Some of these nuns took quite dramatic actions. Why did they go to such great lengths?
Well, when clerical enforcers went too far, things could truly get out of hand. Perhaps the most spectacular of such eruptions occurred at Bologna’s convent of Santa Cristina in 1628. After years of conflict with the archbishop, he sent his police to wall up the gateway, imprisoning the nuns inside.

Advertisement

The sisters greeted these invaders with a dense shower of roof tiles and stones, hurled from convent windows. Neighbourhood children began gathering up stones and tossing them over the wall. All the while, the neighbours reviled the police, crying “Viva Santa Cristina!” The police wisely retreated.

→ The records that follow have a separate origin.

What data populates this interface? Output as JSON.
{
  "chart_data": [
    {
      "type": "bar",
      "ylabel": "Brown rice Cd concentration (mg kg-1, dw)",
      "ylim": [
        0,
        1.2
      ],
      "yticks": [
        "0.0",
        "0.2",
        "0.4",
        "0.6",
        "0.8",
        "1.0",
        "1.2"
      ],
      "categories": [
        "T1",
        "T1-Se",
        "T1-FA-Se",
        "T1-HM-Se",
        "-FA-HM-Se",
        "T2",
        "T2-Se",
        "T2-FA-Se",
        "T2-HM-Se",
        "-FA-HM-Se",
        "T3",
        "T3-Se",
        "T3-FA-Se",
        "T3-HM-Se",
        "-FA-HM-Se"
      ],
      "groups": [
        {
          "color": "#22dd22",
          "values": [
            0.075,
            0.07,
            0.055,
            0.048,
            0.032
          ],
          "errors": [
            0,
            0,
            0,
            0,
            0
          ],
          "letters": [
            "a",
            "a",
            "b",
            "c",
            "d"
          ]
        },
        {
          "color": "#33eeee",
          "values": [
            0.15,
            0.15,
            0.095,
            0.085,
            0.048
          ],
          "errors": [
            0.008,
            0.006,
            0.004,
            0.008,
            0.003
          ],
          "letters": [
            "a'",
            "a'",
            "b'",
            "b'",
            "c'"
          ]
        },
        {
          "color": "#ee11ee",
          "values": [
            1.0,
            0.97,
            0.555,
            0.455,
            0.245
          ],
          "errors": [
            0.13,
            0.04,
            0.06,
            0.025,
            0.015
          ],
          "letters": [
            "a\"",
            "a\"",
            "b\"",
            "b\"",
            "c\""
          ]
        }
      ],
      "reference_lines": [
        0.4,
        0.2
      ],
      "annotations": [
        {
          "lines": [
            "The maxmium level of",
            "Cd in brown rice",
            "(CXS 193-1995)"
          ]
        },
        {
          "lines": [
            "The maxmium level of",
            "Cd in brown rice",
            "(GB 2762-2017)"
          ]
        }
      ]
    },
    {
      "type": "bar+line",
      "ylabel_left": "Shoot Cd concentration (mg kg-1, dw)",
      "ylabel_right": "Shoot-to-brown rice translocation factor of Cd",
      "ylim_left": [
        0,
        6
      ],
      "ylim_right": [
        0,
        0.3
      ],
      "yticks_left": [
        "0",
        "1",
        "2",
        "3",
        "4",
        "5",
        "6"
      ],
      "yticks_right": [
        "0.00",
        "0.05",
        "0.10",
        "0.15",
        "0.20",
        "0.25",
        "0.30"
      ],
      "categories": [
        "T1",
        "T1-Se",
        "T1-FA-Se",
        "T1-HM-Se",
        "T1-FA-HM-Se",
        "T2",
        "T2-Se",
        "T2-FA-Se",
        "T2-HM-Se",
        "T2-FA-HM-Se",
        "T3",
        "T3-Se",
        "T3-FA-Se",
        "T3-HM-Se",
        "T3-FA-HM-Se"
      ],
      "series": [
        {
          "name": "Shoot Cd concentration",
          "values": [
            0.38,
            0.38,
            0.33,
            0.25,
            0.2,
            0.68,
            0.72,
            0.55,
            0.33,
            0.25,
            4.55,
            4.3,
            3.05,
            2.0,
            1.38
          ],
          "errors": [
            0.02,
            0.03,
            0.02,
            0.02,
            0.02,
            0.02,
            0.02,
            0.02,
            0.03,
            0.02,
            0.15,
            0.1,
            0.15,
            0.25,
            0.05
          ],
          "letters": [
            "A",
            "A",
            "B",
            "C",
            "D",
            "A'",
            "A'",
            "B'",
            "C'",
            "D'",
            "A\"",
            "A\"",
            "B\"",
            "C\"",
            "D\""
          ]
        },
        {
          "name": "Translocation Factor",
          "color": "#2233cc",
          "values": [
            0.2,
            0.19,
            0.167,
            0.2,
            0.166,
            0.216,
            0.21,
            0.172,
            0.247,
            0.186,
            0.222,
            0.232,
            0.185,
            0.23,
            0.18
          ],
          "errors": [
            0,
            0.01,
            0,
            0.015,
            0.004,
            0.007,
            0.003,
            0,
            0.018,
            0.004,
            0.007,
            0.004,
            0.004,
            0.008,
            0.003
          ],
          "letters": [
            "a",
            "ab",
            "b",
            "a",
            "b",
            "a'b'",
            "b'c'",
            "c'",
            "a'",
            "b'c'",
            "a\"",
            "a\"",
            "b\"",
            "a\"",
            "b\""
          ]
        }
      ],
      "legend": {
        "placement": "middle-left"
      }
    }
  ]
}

My stories emphasise some of the most sensational examples of convent misbehaviour. Much more common are the ways nuns learned to fight back quietly, to exert power and influence indirectly, to work within and around the structures imposed upon them. They often cultivated powerful, influential patrons in the world, who could intercede on their behalf. They sent them convent treats, invited them to plays and to hear the singing on feast days, and, of course, encouraged their noble daughters to enter their convent.

What is your overall impression of the life women led in these monasteries?
Convent society was hardly monolithic. Different convents attracted different social classes and varied enormously in wealth. Most of my convents catered to the nobility and required large dowries to exclude more ordinary women. Some convents were renowned for their piety, others were more like sacred sorority houses. Noble families were often closely affiliated with particular convents for generations and manoeuvred to maintain social and political control within their strongly hierarchical structures.

Within these diverse communities, women constructed lives for themselves as best they could. Convent culture presented the especially competent not only with constant exposure to some of the best religious literature and music, but also with positions as prioress, bursar, choir mistress. For others, there might be only boredom.

The convent also permitted them a little space, because the wall that kept them in also kept their fathers, uncles, and brothers out. If you take a number of educated women, hide them behind a cloister wall, give them the vote and some opportunities to accept responsibilities, it would not be surprising if they develop a certain independent-mindedness, and get ideas of their own.